Tuesday, October 5, 2010

More Uncommon Sense: Investments, Polling, and Car Seats

At first glance, it may not seem like infrastructure investments, cell phones, infant carriers, and political polling have anything in common. However, it occurred to us today that these objects all share a common thread.

Most popular innovations, once they've been introduced to the public, often seem obvious in hindsight - as though they should have always been around in that same form.

For example, we now have infant car seats that are really just a buckled-in base that a portable infant carrier snaps into. It makes perfect sense: for years, parents and grandparents removed the infant from the car seat in the vehicle, then put them in the carrier, then picked up the carrier and toted the baby to the next location. Why not skip the hardest part of the procedure - moving the squirming (or sleeping) youngster from one carrying mechanism to another? Carriers that also snap into stroller frames - or even full-size strollers - are another logical extension of this idea, now that the click-and-go concept is so common.

In its own way, political polling metaphorically seems to be stuck in an outdated infant carrier from the 1980s.

Political polling has always relied on the participation of random American citizens willing to answer questions from a stranger on their phones. As Nate Silver has been pointing out in his five-part series at fivethirtyeight.com, the fact that some modern political polling may be missing an ever-increasing number of young, progressive, and Democratic-leaning voters is attributable to a whole host of reasons beyond the control of political pollsters.

No one reason is bigger than the cell phone, as Nate explains. When one-quarter of American households are eliminated from most polls before the pollster even hits the phone bank - and those Americans are predominately younger and more progressive - the results are likely to be skewed, at least some.
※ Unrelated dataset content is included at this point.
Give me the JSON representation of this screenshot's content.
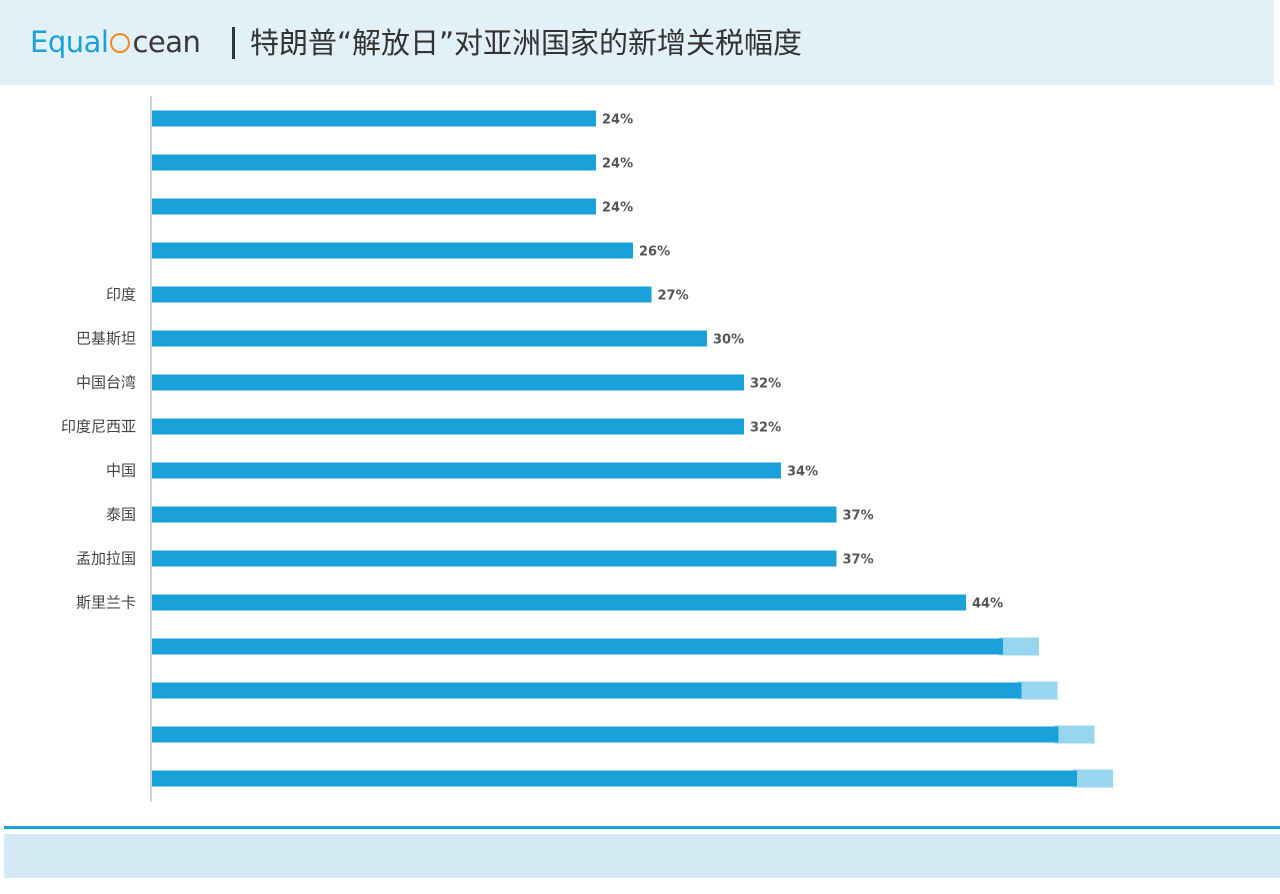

When reading Nate's series, it's easy to see the potential for media organizations to make faulty assumptions about electoral outcomes. The polls have always worked very well before, so why aren't they working quite as well now?
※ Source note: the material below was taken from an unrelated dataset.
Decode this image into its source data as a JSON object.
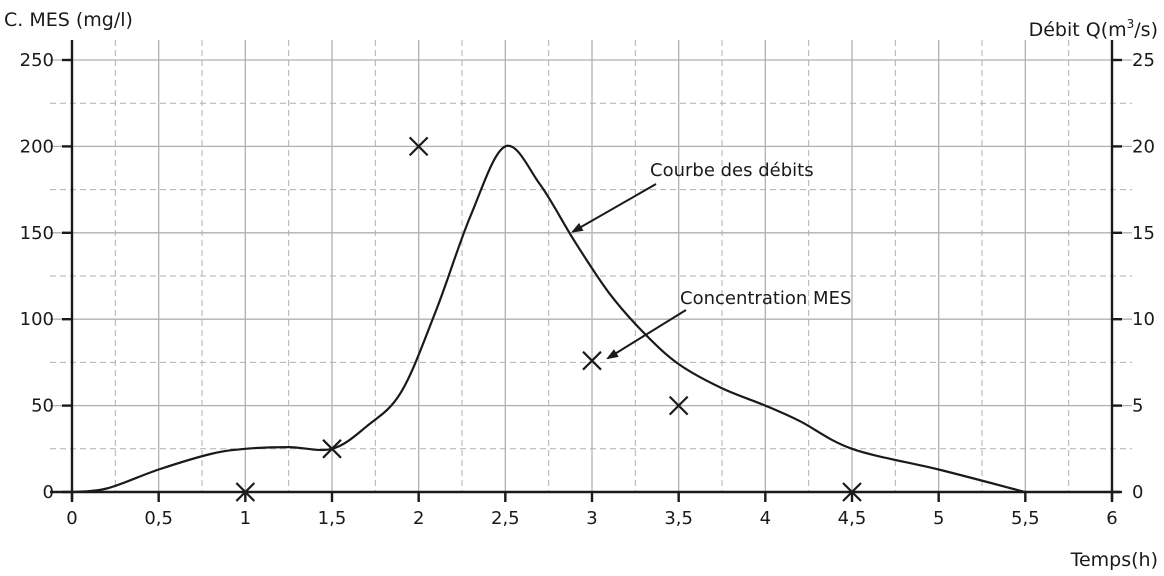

In a similar way, Ezra Klein, over at the Washington Post points out that - from a fiscal standpoint - there has rarely been a better time for Americans to invest in their own infrastructure needs. Labor & supply costs are insanely low, and there is a huge supply of construction labor, ready and willing to go to work. For much of the last forty years, however, Americans have neglected the costs of delaying infrastructure repair, as though it didn't actually cost any money to put off until after the next election what should have been done years ago.

The question isn't whether systems like how we choose to allot our public tax money to pay for infrastructure - or how we handle our political polling - need to be innovated. It's as obvious as a child carrier from twenty years ago that we need to innovate now.

The question is, can we find the will to actually follow through, innovate, and improve those systems now? We're betting that, once these innovations are in place, things will be better - and there'll likely be a lot less squirming and crying too.

After all, it worked for the kid carrier, right?